Recommendations for Standardizing Glucose Reporting and Analysis to Optimize Clinical Decision Making in Diabetes: The Ambulatory Glucose Profile
Richard M. Bergenstal, Andrew Ahmann, Timothy S. Bailey, Roy W. Beck +4 more
2013· Journal of Diabetes Science and Technology164doi:10.1177/193229681300700234

Underutilization of glucose data and lack of easy and standardized glucose data collection, analysis, visualization, and guided clinical decision making are key contributors to poor glycemic control among individuals with type 1 diabetes mellitus.
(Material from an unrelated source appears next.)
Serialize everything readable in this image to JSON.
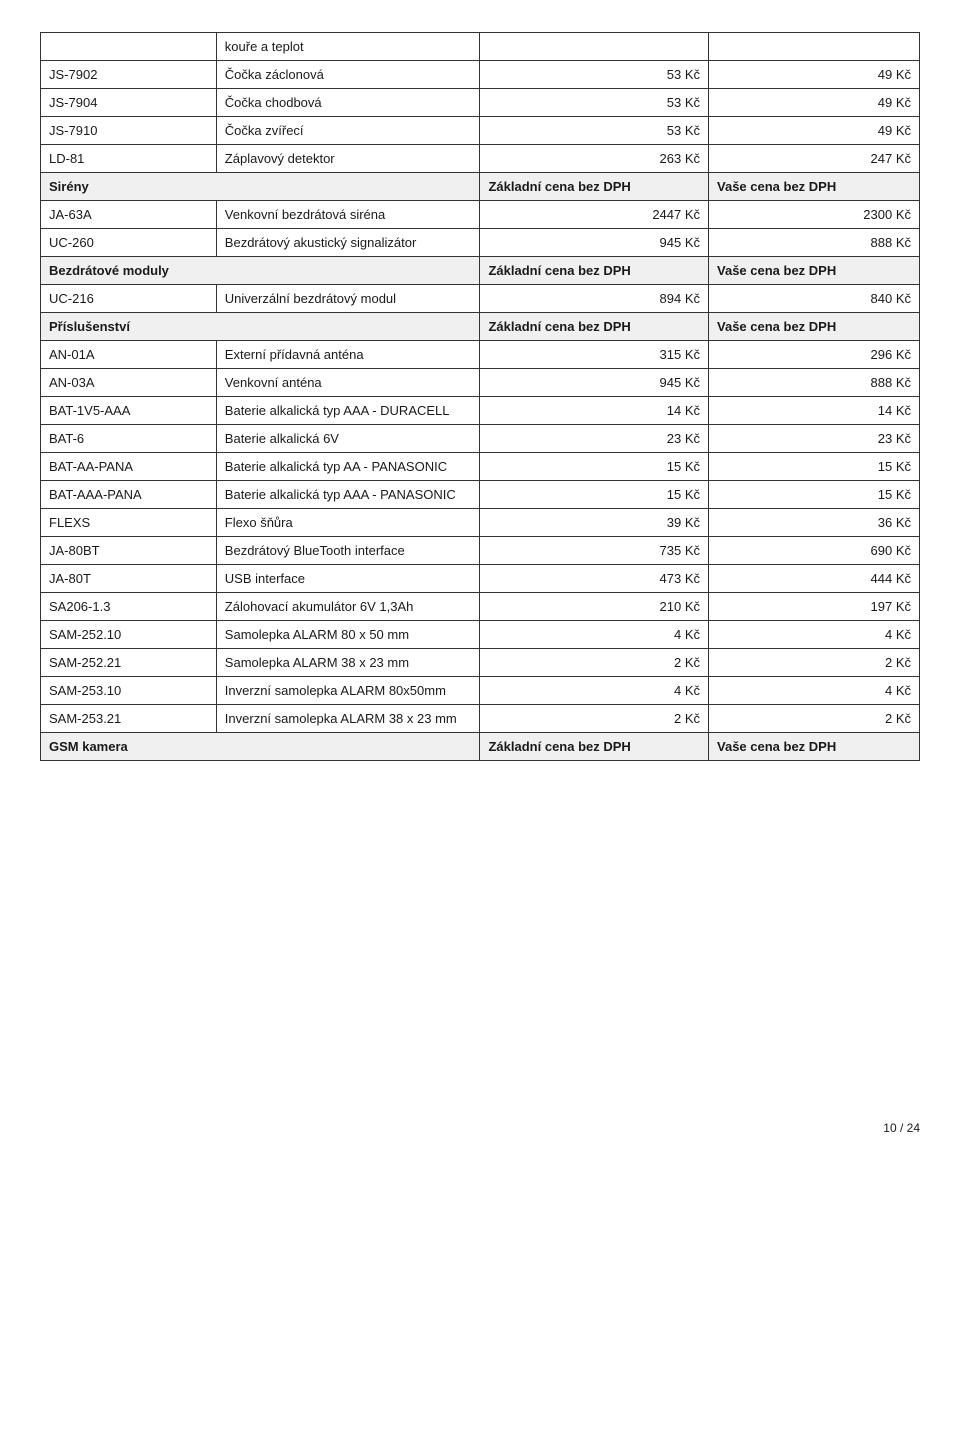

An expert panel of diabetes specialists, facilitated by the International Diabetes Center and sponsored by the Helmsley Charitable Trust, met in 2012 to discuss recommendations for standardizing the analysis and presentation of glucose monitoring data, with the initial focus on data derived from continuous glucose monitoring systems. The panel members were introduced to a universal software report, the Ambulatory Glucose Profile, and asked to provide feedback on its content and functionality, both as a research tool and in clinical settings. This article provides a summary of the topics and issues discussed during the meeting and presents recommendations from the expert panel regarding the need to standardize glucose profile summary metrics and the value of a uniform glucose report to aid clinicians, researchers, and patients.